Local regulations that drive up the cost of housing are often to blame.
One way HUD is addressing the problem is through "America's Affordable Communities Initiative". We're convinced that if cities, states, and counties review their laws and regulations, and fix the ones that are preventing affordable homes from being built, we can increase the supply of affordable housing by as much as 35 percent.
We created the Initiative to take that message directly into your communities and begin a national conversation about housing costs. You received a mailing from us last year, and we've followed that up with an informational website and a series of educational seminars.
The National Association of Counties passed a unanimous resolution in support of the Initiative, and local officials around the country have told us that eliminating regulatory barriers could help reduce the cost of housing in their communities. I'd like to encourage mayors to learn about the Affordable Communities Initiative - and to see it as a valuable tool for making your cities a more welcoming place for homeowners.
The third priority I want to touch on is homelessness.

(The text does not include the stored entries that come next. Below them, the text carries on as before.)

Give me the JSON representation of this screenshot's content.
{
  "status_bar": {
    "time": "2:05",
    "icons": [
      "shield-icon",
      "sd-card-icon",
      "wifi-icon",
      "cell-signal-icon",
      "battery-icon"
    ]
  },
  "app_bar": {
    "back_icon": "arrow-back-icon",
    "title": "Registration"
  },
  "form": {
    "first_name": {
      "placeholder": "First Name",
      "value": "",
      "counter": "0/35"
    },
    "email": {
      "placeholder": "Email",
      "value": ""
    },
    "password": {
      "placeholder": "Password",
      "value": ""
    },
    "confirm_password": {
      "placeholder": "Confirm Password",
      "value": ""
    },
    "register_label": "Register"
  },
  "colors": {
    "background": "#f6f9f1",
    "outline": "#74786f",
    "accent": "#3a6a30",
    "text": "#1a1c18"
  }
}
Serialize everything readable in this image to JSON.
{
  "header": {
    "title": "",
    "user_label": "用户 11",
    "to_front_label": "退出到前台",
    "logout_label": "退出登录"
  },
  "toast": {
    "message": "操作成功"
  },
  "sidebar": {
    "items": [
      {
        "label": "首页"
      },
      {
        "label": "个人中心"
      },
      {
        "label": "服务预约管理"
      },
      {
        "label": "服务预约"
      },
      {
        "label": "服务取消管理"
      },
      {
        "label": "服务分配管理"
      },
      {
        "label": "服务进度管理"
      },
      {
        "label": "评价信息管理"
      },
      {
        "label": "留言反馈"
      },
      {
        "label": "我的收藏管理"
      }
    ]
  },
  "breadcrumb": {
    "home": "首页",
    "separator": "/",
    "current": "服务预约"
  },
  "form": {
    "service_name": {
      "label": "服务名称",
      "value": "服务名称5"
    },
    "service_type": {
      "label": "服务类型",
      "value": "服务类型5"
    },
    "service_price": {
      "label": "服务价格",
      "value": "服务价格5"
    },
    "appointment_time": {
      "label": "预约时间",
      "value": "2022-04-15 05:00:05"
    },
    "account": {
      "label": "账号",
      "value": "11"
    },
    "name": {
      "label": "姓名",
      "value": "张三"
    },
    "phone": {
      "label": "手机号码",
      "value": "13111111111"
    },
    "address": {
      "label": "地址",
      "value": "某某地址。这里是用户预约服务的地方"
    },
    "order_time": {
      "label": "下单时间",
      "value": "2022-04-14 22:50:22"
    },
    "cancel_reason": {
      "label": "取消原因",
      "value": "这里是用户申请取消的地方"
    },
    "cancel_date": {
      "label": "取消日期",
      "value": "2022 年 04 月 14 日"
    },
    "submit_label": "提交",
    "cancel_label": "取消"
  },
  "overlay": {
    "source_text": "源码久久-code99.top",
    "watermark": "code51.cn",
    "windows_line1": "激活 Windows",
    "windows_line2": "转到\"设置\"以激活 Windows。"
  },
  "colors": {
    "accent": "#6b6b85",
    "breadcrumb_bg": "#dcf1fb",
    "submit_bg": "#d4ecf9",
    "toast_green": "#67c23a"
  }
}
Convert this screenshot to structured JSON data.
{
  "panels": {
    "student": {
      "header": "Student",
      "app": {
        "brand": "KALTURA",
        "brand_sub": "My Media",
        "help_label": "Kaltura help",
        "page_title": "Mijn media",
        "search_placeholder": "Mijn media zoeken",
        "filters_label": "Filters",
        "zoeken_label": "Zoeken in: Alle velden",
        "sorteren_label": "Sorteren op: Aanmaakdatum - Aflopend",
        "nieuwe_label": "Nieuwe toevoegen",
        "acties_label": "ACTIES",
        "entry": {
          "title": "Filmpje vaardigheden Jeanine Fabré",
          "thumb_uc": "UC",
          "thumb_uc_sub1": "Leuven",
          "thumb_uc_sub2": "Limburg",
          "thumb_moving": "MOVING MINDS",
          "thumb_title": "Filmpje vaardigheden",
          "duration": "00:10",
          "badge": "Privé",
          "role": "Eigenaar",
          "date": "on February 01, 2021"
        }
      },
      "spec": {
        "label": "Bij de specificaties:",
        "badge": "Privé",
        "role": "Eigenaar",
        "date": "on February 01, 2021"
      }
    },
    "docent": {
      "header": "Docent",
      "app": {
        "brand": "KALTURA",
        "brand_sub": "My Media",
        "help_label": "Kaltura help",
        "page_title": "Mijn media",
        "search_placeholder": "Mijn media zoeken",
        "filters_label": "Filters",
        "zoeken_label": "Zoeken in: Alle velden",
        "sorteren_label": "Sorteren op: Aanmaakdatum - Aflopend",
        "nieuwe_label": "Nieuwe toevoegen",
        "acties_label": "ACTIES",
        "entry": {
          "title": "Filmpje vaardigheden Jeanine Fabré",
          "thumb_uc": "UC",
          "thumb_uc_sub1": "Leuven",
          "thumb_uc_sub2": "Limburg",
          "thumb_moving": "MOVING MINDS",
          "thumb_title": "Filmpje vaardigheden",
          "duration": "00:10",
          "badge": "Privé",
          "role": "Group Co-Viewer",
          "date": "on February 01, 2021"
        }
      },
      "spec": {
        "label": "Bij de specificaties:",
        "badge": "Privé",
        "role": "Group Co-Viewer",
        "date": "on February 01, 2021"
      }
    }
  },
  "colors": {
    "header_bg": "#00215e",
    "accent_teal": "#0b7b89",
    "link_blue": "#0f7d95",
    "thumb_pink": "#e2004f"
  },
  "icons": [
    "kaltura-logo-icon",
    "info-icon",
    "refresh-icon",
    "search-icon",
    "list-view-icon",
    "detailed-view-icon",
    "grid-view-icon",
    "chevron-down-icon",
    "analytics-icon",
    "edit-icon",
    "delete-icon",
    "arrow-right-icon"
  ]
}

Since President Bush launched a nationwide effort to end chronic homelessness by 2012, more than 200 cities, counties, and states have joined with the Administration to combat homelessness. More cities are signing on every month. All but four states have established State Interagency Homelessness Councils.
I appreciate our close collaboration with the nation's mayors. You're doing innovative work to meet the homelessness challenge, and this Administration will support you in any way that we can.
We're doing that first and foremost with dollars; HUD's homeless assistance totals nearly $5 billion since President Bush took office. I want to assure you that this commitment will continue in fiscal year 2006.
We're also supporting your work by ensuring that homeless individuals have access to services through HUD's mainstream housing assistance programs. We're coordinating better than ever before the many federal agencies that work with you in serving the homeless population. And in addition to our focus on ending chronic homelessness, we're making permanent housing a more viable option.
I appreciate the difficulties our mayors face as you seek answers to the challenges of transportation, schools, economic development, housing, and the many other concerns you deal with daily. President Bush and I are committed in a very profound way to working hand in hand with you to strengthen America's families and communities.
And I feel confident that we'll succeed when I look at the successes we've already achieved by working together with you.
HUD is proud to be your partner.
Thank you - and thank you again for inviting me to meet with you today.